Visualise This For Me

Saturday, January 10, 2009
I recently read an online article entitled: Is Google Making Us Stupid? To summarise the article, the writer ponders the way the internet is shaping our thinking processes. It's a very interesting article, because it compares the advent of the internet with the introduction of two inventions that changed human history: a) the written word to record information and b) the use of the printing press to spread knowledge to a mass audience. Not only did the world change with the introduction of the two, but also the consciousness of the community. The way the human brain processed and stored information changed with the introduction of these two technologies.

One thing hinted out throughout the article was that the medium we use to receive information can change the way we think. Let me give you an example - a while ago, I started reading a well-known comic series from the 1960's, which is drawn in a very distinctive style. While working through the series, I caught myself at random points of the day visualising images in that same distinctive style of drawing. Also, I recently read the book Cold Mountain. I had previously seen the movie adaptation and found myself visualising the actors from the movie while reading their respective characters in the book.

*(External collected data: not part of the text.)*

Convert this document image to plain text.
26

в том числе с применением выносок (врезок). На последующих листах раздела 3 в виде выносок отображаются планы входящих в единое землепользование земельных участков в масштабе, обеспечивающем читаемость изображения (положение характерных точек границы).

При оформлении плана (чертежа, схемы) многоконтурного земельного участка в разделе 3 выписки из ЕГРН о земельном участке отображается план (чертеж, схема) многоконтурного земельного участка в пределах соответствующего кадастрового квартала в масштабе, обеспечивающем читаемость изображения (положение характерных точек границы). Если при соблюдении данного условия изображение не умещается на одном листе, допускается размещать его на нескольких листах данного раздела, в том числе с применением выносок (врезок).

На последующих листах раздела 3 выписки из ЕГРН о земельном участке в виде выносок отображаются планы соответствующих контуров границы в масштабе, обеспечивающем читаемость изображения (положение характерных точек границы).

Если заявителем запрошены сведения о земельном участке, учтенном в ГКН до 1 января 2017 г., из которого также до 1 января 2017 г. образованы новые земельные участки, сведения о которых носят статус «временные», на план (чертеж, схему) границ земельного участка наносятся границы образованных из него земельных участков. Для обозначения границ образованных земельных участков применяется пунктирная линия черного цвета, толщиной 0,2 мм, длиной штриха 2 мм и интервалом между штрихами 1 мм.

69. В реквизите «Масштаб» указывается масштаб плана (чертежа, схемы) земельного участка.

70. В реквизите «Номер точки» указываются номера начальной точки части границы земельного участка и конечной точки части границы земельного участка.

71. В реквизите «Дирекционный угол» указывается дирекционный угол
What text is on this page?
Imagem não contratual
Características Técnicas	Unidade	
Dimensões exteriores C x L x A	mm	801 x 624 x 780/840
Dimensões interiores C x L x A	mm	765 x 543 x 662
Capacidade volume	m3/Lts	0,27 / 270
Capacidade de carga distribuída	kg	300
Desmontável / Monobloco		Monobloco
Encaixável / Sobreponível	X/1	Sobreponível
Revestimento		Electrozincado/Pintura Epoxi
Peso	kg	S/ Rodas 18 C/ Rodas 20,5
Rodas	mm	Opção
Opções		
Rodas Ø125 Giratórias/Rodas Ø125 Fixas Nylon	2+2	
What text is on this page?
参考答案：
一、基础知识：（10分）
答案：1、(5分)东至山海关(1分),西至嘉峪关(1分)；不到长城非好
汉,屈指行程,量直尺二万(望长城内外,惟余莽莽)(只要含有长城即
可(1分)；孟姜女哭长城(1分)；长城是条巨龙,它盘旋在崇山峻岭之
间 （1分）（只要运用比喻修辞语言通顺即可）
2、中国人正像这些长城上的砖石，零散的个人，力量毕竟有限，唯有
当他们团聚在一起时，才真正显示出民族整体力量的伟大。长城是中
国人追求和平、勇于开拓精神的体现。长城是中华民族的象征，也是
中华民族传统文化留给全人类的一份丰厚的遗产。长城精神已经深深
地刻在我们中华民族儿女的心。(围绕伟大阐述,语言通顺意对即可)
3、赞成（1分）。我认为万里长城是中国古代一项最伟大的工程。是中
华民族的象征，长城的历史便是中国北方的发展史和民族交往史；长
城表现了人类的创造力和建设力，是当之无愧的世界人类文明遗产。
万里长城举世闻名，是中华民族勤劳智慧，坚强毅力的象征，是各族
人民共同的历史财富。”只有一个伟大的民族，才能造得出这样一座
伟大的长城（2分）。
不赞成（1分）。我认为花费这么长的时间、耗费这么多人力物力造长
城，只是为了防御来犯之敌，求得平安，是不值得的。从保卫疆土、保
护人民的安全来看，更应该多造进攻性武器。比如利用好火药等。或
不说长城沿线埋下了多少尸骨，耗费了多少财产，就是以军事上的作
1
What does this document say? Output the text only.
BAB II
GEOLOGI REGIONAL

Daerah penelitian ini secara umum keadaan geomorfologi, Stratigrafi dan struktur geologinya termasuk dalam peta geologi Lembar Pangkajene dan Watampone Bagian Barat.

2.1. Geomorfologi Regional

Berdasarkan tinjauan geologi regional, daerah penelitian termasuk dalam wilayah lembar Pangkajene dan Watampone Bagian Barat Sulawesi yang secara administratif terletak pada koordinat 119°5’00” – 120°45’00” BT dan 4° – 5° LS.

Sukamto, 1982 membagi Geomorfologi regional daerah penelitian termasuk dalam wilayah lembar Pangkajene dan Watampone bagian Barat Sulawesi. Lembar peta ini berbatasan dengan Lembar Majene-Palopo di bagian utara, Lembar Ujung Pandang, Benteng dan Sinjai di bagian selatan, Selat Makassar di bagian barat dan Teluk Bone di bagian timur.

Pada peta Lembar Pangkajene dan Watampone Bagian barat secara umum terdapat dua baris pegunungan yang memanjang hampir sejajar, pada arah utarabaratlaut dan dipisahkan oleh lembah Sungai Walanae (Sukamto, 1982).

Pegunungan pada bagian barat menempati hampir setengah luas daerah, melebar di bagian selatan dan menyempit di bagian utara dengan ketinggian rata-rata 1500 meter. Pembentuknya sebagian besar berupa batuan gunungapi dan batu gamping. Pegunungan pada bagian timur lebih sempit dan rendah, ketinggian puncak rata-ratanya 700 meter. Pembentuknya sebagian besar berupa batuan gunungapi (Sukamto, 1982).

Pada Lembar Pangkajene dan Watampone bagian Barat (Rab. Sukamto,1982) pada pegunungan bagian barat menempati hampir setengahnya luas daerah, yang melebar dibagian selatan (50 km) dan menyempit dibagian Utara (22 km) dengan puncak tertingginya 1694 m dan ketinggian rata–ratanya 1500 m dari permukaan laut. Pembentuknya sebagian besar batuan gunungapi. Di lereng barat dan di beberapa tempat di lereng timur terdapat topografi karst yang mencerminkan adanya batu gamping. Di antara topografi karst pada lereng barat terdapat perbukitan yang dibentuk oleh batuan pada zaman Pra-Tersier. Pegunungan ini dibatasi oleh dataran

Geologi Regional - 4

This makes me wonder - how have our modern sources of media changed our thinking, particularly our visualisation processes? If someone reads a lot of manga, do they start visualising the novels they read in manga style? If a person watches a lot of film noir, do they tend to visualise dark, rainy cities? How have the CGI special effects in movies and TV changed our modern imaginations? 


Therin of Andor said...

You know, despite every change they've made to Google, there are still efficient and inefficient ways to customise an information search. This is why teacher-librarians teach school students how to be "savvy searchers".

Google is very clever, and getting cleverer, but we need to keep pace ourselves - and learn to ask it the right questions to narrow our search.